Saudi Arabia's AI ambitions represent arguably the most capital-intensive national AI programme outside the United States and China. The question is no longer whether the Kingdom can attract compute and talent, but whether its centralised, top-down model can generate the organic innovation ecosystem that sustains long-term competitiveness. The next 18 months will be decisive.

AI Terms in This Article 6 terms
foundation model

A large AI model trained on broad data, then adapted for specific tasks.

AI-driven

Primarily guided or operated by artificial intelligence.

ecosystem

A network of interconnected products, services, and stakeholders.

pivot

Fundamentally changing a business strategy or product direction.

Series A

The first major round of venture capital funding.

compute

The processing power needed to train and run AI models.

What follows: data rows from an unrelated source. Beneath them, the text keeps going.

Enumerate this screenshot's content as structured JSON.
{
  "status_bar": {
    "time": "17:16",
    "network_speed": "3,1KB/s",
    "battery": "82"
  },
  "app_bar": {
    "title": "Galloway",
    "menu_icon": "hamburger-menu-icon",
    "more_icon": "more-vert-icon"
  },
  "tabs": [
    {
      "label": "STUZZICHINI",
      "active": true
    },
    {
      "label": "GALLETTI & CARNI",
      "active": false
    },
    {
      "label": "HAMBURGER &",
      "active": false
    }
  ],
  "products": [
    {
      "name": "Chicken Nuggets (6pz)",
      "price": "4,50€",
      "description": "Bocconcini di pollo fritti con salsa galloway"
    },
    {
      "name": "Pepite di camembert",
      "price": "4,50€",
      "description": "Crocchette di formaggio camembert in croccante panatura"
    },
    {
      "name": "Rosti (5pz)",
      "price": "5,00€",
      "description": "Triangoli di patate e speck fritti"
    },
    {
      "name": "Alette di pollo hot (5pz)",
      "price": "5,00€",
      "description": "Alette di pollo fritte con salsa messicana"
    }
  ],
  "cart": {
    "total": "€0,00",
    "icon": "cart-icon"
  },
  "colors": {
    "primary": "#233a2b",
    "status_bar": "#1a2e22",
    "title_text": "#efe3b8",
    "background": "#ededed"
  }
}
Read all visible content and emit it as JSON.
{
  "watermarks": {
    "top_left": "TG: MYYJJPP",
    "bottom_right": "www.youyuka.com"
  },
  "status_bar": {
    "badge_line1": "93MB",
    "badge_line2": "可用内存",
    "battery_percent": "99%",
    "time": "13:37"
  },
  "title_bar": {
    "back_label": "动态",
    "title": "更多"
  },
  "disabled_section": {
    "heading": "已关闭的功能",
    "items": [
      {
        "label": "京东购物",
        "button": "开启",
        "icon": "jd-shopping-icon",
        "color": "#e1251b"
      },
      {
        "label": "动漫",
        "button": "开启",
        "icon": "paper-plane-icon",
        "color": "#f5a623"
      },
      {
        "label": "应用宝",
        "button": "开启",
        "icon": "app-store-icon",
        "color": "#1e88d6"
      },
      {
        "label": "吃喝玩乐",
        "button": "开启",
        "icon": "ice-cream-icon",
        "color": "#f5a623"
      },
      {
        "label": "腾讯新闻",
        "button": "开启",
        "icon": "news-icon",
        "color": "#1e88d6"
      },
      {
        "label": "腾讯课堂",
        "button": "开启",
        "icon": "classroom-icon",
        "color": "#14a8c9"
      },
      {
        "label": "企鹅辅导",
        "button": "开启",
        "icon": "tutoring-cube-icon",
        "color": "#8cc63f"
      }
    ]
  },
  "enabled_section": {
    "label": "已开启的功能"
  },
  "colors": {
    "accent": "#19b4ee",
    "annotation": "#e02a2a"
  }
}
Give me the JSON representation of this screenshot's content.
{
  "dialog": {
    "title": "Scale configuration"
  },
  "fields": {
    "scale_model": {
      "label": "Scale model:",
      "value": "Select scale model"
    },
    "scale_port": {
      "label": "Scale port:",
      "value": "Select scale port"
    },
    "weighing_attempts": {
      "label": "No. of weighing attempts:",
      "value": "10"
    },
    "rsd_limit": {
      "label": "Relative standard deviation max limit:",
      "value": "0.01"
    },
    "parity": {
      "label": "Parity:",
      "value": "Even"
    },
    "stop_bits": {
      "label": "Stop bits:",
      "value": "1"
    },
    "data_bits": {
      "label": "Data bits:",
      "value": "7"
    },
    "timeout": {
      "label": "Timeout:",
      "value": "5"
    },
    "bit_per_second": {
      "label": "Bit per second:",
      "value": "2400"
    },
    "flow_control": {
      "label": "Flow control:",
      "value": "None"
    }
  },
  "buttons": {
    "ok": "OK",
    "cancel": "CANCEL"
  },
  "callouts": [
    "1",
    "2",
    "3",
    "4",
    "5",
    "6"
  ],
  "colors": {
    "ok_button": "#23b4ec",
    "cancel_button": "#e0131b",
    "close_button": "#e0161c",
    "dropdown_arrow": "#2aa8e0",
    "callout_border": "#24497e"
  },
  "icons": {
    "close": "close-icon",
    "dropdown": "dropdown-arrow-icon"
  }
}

Frequently Asked Questions

Q: How is the Middle East positioning itself in the global AI race?
Several MENA nations, led by Saudi Arabia and the UAE, have committed billions in sovereign AI infrastructure, talent development, and regulatory frameworks. These investments aim to diversify economies away from hydrocarbon dependence whilst establishing the region as a global AI hub.
Q: What role does government policy play in MENA's AI development?
Government policy is the primary driver. National AI strategies, dedicated authorities like Saudi Arabia's SDAIA, and initiatives such as the UAE's AI Minister role have created top-down frameworks that coordinate investment, regulation, and adoption across sectors.
Q: What are the biggest challenges facing AI adoption in the Arab world?
Key challenges include limited Arabic-language training data, talent shortages, regulatory fragmentation across jurisdictions, data privacy concerns, and the need to balance rapid AI deployment with ethical governance frameworks suited to regional cultural contexts.